Corporate Transparency Act
Hi, my name is Steve Bennett, and I am a partner at Evans Fox. We are reaching out to you today to inform you of an important change in federal law. If you own a business, are looking to start a business or hold an important position within a business, then this video is for you.
The new law is called the Corporate Transparency Act, which went into effect at the beginning of this year. This law requires corporations, LLCs, and any other entity formed at the state level to disclose its beneficial ownership to the federal government. New York has enacted a similar law that will require LLCs formed in or authorized to do business in NY to disclose its beneficial ownership beginning in December, 2024. But for purposes of today, I am only going to focus on the new federal law.
Who is required to file? (just about everyone)
There are some exceptions to this new requirement including banks and financial institutions that are already regulated by the federal government. The most common exception that clients will fall under is the “large operating company” exception. To qualify for the exception, the entity must have:
- More than 20 full-time employees;
- More than $5,000,000 in domestic gross receipts or sales as reported on their prior tax return; and
- An operating presence at a physical office within the U.S.
The Financial Crimes Enforcement Network, also known as FinCen, has created a compliance guide available on its website that includes a questionnaire and flow chart to determine whether your business is required to file.

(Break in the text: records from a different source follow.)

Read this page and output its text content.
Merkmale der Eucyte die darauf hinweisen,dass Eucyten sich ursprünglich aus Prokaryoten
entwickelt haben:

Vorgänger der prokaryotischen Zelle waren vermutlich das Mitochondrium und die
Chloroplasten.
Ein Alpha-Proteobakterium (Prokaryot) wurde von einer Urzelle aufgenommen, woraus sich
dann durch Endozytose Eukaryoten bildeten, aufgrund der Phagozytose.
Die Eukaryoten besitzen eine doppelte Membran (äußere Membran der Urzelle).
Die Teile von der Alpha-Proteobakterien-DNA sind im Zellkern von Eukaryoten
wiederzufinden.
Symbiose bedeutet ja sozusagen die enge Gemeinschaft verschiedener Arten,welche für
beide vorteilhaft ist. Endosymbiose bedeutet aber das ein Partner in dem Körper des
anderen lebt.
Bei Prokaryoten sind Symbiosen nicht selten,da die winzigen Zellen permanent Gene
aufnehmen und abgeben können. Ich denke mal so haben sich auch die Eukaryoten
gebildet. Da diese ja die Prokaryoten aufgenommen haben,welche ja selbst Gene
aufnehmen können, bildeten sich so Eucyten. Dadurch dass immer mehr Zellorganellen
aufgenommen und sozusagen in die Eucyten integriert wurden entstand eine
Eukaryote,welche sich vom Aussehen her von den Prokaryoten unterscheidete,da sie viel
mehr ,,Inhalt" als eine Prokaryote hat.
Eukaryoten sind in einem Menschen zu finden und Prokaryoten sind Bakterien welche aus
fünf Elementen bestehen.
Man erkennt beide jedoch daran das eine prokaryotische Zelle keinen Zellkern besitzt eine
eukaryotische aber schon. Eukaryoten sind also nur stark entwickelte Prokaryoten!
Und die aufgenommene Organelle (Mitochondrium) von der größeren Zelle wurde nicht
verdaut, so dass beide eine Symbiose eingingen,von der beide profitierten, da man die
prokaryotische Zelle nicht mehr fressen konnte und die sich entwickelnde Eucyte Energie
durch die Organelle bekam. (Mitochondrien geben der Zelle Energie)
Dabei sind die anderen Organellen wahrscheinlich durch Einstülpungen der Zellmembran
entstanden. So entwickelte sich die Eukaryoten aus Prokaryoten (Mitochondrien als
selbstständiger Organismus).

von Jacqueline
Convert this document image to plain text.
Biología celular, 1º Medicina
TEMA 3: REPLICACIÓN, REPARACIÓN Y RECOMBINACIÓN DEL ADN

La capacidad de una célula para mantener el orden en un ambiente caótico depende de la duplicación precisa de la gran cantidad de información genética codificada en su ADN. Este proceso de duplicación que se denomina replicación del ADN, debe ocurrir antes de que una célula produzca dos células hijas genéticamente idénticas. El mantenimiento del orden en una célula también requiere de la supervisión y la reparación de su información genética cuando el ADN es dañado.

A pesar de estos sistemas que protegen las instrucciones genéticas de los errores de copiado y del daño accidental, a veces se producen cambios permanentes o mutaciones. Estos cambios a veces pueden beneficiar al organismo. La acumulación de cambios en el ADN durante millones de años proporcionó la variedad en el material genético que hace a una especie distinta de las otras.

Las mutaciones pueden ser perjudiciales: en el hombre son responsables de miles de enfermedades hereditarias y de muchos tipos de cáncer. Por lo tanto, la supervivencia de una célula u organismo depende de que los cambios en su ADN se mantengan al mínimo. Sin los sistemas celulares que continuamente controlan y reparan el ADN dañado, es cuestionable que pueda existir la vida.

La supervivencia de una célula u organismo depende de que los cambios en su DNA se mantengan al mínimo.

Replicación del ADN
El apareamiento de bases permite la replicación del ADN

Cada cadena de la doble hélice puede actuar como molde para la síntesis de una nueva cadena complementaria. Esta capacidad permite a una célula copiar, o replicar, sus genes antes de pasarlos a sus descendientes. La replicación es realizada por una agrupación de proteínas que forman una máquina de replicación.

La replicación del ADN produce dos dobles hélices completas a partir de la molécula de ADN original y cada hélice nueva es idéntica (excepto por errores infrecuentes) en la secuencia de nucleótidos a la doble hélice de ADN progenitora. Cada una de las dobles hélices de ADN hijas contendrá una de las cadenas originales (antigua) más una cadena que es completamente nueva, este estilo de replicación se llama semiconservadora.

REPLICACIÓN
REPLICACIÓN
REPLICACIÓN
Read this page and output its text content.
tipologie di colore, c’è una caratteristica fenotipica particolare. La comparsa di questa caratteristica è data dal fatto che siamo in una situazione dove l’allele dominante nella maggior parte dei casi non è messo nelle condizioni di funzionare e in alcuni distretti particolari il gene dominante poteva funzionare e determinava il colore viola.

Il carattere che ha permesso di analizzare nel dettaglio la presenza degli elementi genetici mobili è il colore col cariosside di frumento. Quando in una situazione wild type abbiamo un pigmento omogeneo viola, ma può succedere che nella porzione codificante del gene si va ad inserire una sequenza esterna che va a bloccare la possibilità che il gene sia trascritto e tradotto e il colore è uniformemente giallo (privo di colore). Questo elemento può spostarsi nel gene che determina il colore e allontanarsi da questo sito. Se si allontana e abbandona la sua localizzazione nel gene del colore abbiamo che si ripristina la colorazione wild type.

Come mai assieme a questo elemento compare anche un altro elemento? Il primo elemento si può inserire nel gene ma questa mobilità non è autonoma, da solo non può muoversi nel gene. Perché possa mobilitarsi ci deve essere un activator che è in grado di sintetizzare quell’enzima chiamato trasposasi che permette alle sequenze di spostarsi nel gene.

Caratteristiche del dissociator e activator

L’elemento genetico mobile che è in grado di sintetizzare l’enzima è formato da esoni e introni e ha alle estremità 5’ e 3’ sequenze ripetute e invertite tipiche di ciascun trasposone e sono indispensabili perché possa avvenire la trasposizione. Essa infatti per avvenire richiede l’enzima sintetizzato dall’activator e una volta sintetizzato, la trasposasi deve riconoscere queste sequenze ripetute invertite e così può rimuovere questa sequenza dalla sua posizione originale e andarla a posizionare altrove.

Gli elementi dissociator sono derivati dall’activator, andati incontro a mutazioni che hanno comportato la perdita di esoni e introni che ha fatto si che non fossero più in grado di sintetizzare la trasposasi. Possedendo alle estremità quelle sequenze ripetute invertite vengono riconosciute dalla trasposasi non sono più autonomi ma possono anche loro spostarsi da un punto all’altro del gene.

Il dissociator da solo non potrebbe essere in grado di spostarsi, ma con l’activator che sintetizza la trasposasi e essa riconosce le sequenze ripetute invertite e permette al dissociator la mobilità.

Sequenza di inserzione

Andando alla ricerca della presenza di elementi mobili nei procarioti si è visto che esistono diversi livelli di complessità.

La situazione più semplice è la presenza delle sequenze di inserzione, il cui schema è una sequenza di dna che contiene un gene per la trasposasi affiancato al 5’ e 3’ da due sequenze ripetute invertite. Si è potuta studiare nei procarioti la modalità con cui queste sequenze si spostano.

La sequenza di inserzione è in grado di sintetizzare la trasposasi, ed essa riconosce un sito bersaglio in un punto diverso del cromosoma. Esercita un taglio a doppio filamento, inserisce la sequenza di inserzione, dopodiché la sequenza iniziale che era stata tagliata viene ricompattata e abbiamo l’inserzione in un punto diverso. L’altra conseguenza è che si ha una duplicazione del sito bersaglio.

Here is a link to the compliance guide:
https://www.fincen.gov/sites/default/files/shared/BOI_Small_Compliance_Guide.v1.1-FINAL.pdf
What is required to be filed?
You must disclose information about the entity itself, called the reporting company, the identity and information related to each of its beneficial owners, and for entities formed in 2024 and after, the identity and information related to the reporting company’s “applicant”. Generally speaking, the applicant is the person who filed the document necessary to form the reporting company or who directed or controlled the filing.
For the reporting company, you must disclose its:
- Full Legal Name and any trade name or DBA;
- Complete US address;
- Jurisdiction of formation; and
- EIN.
For each beneficial owner, you must disclose each beneficial owner’s:
- Full legal name and date of birth;
- Current residential or business address; and
- Unique identifying number from a non-expired passport, personal identification card, or driver’s license issued by a State.
Who is a beneficial owner?
The law and regulations broadly define beneficial owners as:
- A person that owns 25% or more of the equity interests of the entity;
- A person that receives substantial economic benefits from the assets of the entity ( this condition is included in the regulations but not in the guidelines); or
- Natural person who exercises substantial control over the entity.
The following are not considered beneficial owners:
- Minors;
- Person acting as nominee, intermediary, custodian, or agent;
- Employee of an entity and whose control over or economic benefits from such entity are derived solely from the employment status of the person, provided such person is not a senior officer as defined in the regulations;
- A person whose only interest in the entity is through a future interest through right of inheritance; and
- Creditor.
For purposes of this law, equity interests include more than ownership of common stock in a corporation or a membership interest in an LLC. It includes a variety of other equity-like structures too numerous to individually list here. The statute and regulations, at this time, do not give us much information on what constitutes receiving substantial economic benefits from the assets of the entity. We do have guidance on what is considered exercising substantial control over an entity. This includes:
- A senior officer of the entity;
- Anyone who has authority over the appointment or removal of any senior officer or a majority of the board of directors (or similar body);
- Anyone who directs, determines, or has substantial influence over important decisions made by the reporting company (the regulations go on to provide several examples); and/or
- Any other form of substantial control over the entity.
When is the filing due?
A reporting company’s initial filing is due:
- If formed prior to 2024, by 1/1/2025
- If formed during 2024, within 90 days of formation
- If formed 1/1/2025 or after, within 30 days of formation
A reporting company is required to file additional reports:
- Within 30 days of any change in beneficial ownership (for a change based upon death, 30 days runs from when the Estate is settled)
Where do I file?
Congress has tasked the US Treasury Department through FinCen to collect this data via an online filing at www.fincen.gov/boi.
What happens if I don’t file?
The willful failure to report complete or updated beneficial ownership information to FinCEN, or the willful provision of or attempt to provide false or fraudulent beneficial ownership information may result in a civil or criminal penalties, including civil penalties of up to $500 for each day that the violation continues, or criminal penalties including imprisonment for up to two (2) years and/or a fine of up to $10,000. Senior officers of an entity that fails to file a required BOI report may be held accountable for that failure.
What is Evans Fox doing to help?
FinCen has designed the filing system to be completed by the reporting companies and its beneficial owners. We are advising our clients to visit the FinCen website to file these reports on their own in order to save on legal fees. However, Evans Fox will file these reports on behalf of our clients, if so desired. While our clients are legally required to determine when they need to file and ensure they provide all the information required well in advance of any deadline, we stand ready to help if needed.